I was independently responsible for all aspects of the project including ideation, research, development of the electronic hardware, programming, and data analysis. I defined my design objectives as follows:
Small Form Factor: The device must be small and lightweight for simple, unobtrusive installation in any space.
Scalability: The device (or devices) must be scalable to rooms of different shapes and sizes.
Communications: The device must be capable of wireless data transfer.
Power: The device must have low power consumption and a long battery life.
Occupant Anonymity: The device must maintain occupant anonymity. This is NOT a surveillance system.
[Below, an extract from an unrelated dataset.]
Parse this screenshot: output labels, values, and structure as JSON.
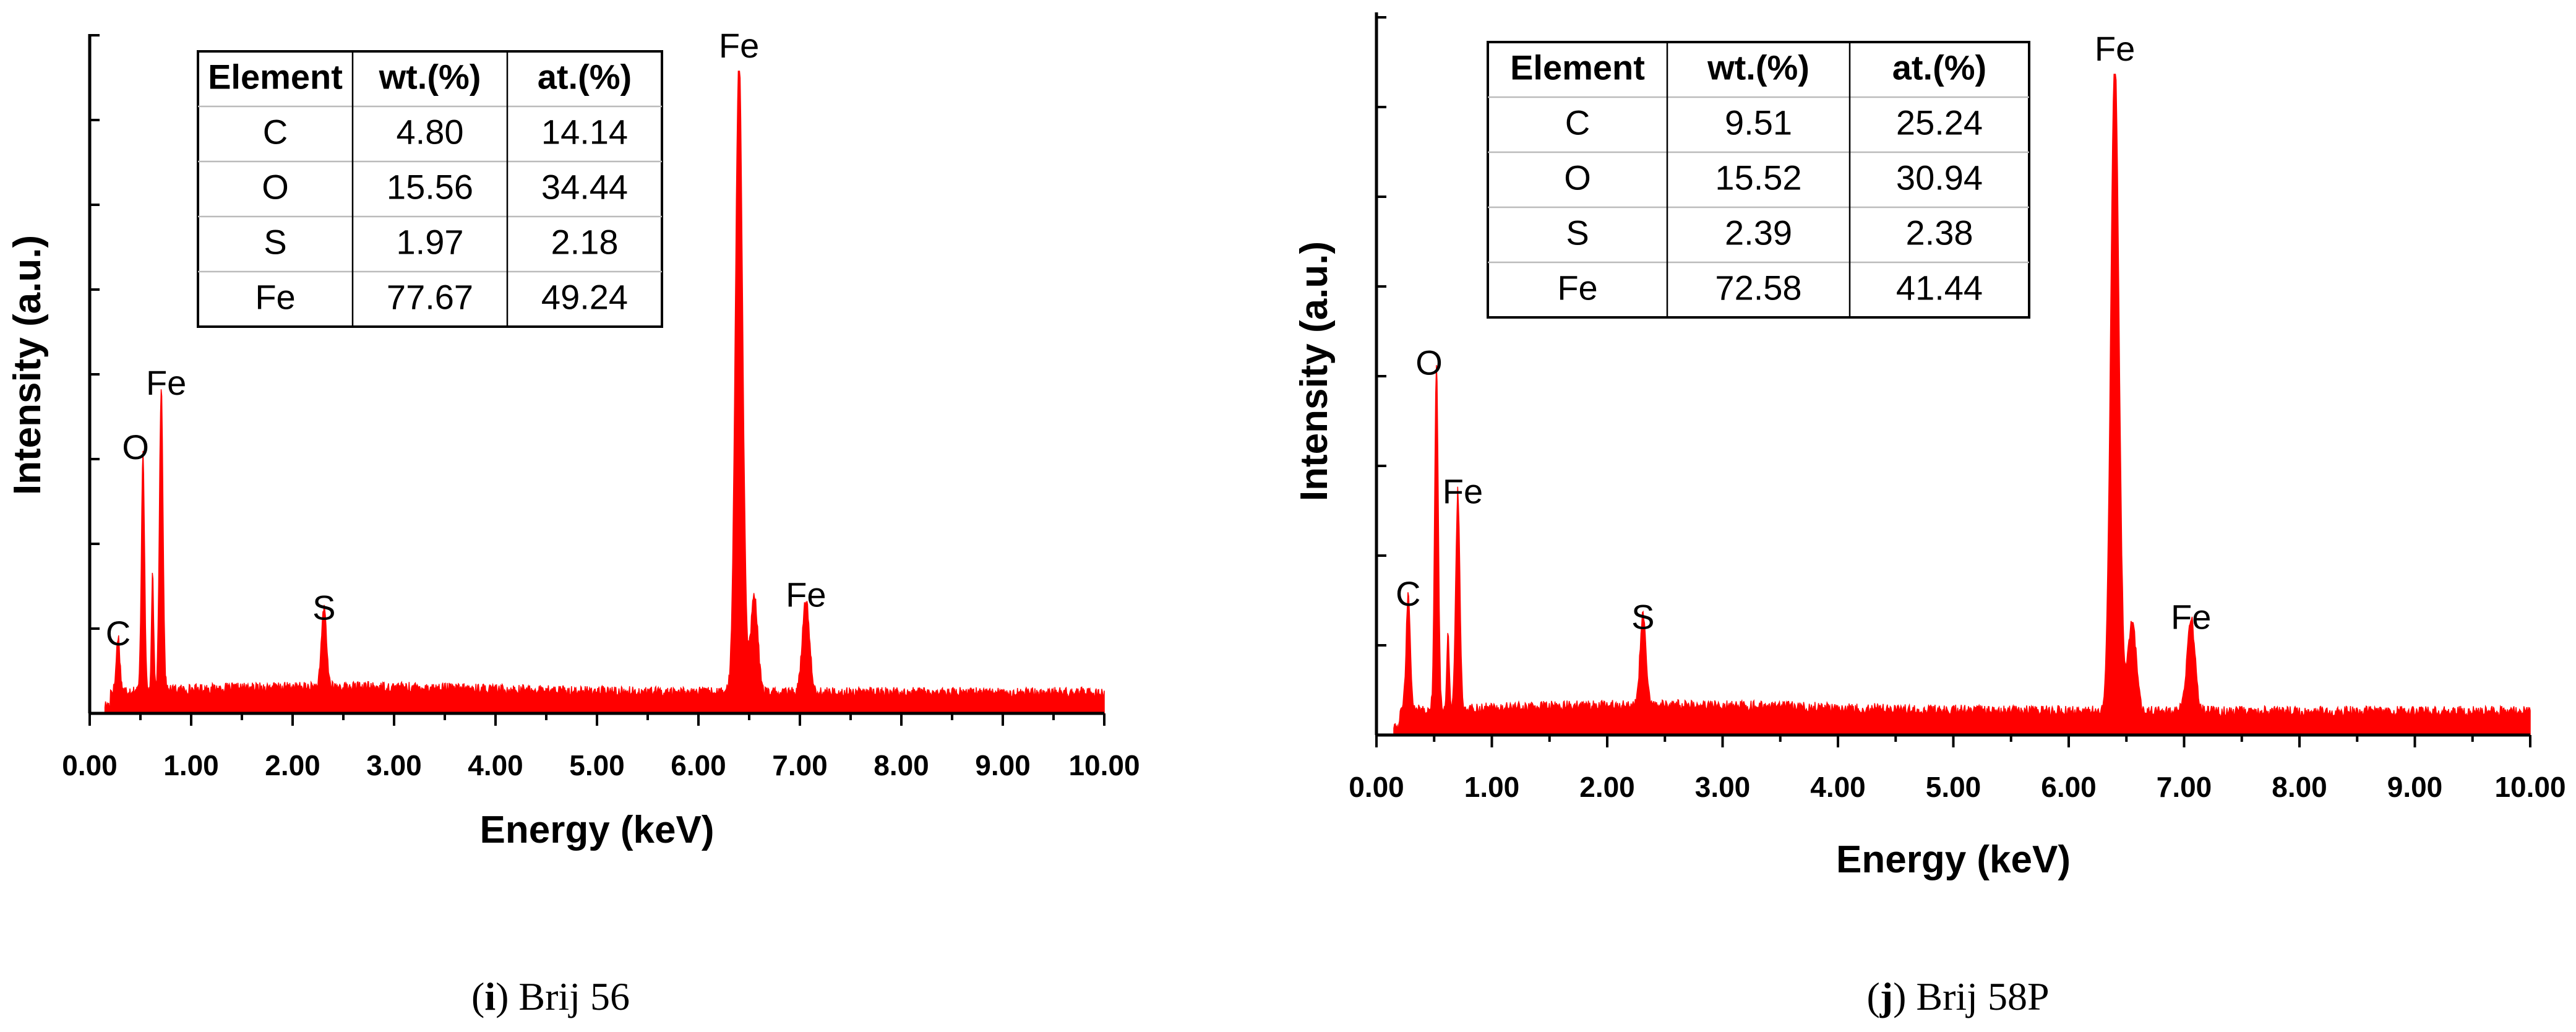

I considered a variety of sensors that could differentiate between humans and their non-human surroundings without jeopardizing the human's identity. After considering infrared cameras, range finders and break sensors, I chose to use an infrared array sensor to collect extremely low resolution thermal images. Compared to the competitors, this sensor covered the largest area with the highest density of data points for the lowest price, all while abstracting humans to unidentifiable clusters of pixels. I designed a custom printed circuit board for the sensor and connected it with a WiFi-enabled microcontroller.
I wrote a blob detection algorithm in Python to filter the data and isolate the human figures within the viewing area. I tested my system on two scenarios: counting stationary people and tracking a single moving occupant. I used the processed data to generate simple diagrams of the results.
Although a very early prototype, this system successfully captured human occupancy and movement within indoor spaces. In the future, the device will need further refinement for battery consumption, high density room occupancy, and better localization accuracy. I envision that this device will be used as a tool for architects to receive feedback about how their designs influence social interaction, circulation, productivity, and user comfort for indoor environments.